Machine Learning-based Android Malicious App Identification

链安博客2023-09-26 16:28:57

Problem Description

The openness of the Android market has led to the proliferation of malicious software (Malware). According to a report by the 360 Security Center, tens of thousands of Android Malwares are intercepted daily, making Android Malware Detection a hot topic among researchers. Traditional methods for detecting Android Malware primarily rely on rule-based or signature-based detection mechanisms, with implementation using Yara being relatively simple. However, the signature-based detection method is information-intensive, necessitating the continual collection of new signatures. On the other hand, rule-based implementations are extremely complex and highly susceptible to false positives, or evasion by cleverly designed Malware.

With the rise in popularity of machine learning, an increasing number of researchers are exploring its application for Malware detection. The core idea involves extracting information from Android APK files to train models, which are then utilized to predict whether other APK files are malicious. Based on the method of information extraction, there are mainly two categories: one is through static analysis, extracting components like permissions, intents, receivers, as well as code calls through decompilation from APKs for model training; the other is through actual installation and execution of the APK, intercepting network requests and monitoring system API calls to gather data for model training.

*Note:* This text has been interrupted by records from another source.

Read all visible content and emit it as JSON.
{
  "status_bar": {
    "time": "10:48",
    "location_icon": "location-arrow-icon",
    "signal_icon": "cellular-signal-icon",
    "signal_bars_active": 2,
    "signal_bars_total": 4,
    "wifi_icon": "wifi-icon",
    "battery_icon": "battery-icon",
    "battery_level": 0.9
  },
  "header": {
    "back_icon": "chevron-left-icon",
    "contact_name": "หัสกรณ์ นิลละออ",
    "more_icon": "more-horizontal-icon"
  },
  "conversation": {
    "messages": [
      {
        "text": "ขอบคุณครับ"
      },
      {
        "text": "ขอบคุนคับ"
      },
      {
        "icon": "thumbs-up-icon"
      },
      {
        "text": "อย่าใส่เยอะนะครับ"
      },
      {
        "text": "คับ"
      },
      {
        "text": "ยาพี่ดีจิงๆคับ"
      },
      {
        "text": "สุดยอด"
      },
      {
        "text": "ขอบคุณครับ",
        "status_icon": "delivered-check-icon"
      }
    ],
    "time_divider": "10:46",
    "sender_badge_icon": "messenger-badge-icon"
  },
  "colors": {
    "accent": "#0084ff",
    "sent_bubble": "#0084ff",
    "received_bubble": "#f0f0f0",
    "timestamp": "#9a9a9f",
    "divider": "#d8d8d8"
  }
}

While exploring this issue, due to the dynamic detection functionality of the "Incinerator" project not being fully implemented, we temporarily lack the conditions to research dynamic analysis. Therefore, we have opted for investigating using the static analysis method.

Current Mainstream Solutions

The machine learning training schemes based on static analysis primarily fall into the following categories:

Permission Extraction Training:
- Extracting permission information from AndroidManifest.xml for model training.
Comprehensive Information Extraction Training:
- Extracting information like permissions, intents, and receivers from AndroidManifest.xml, and extracting Android system API call information from APKs based on rules through decompilation for model training.
Whole APK Training:
- Utilizing the entire APK file for machine learning training, including using the binary byte stream of the APK file as input, or extracting opcode through decompilation for training input.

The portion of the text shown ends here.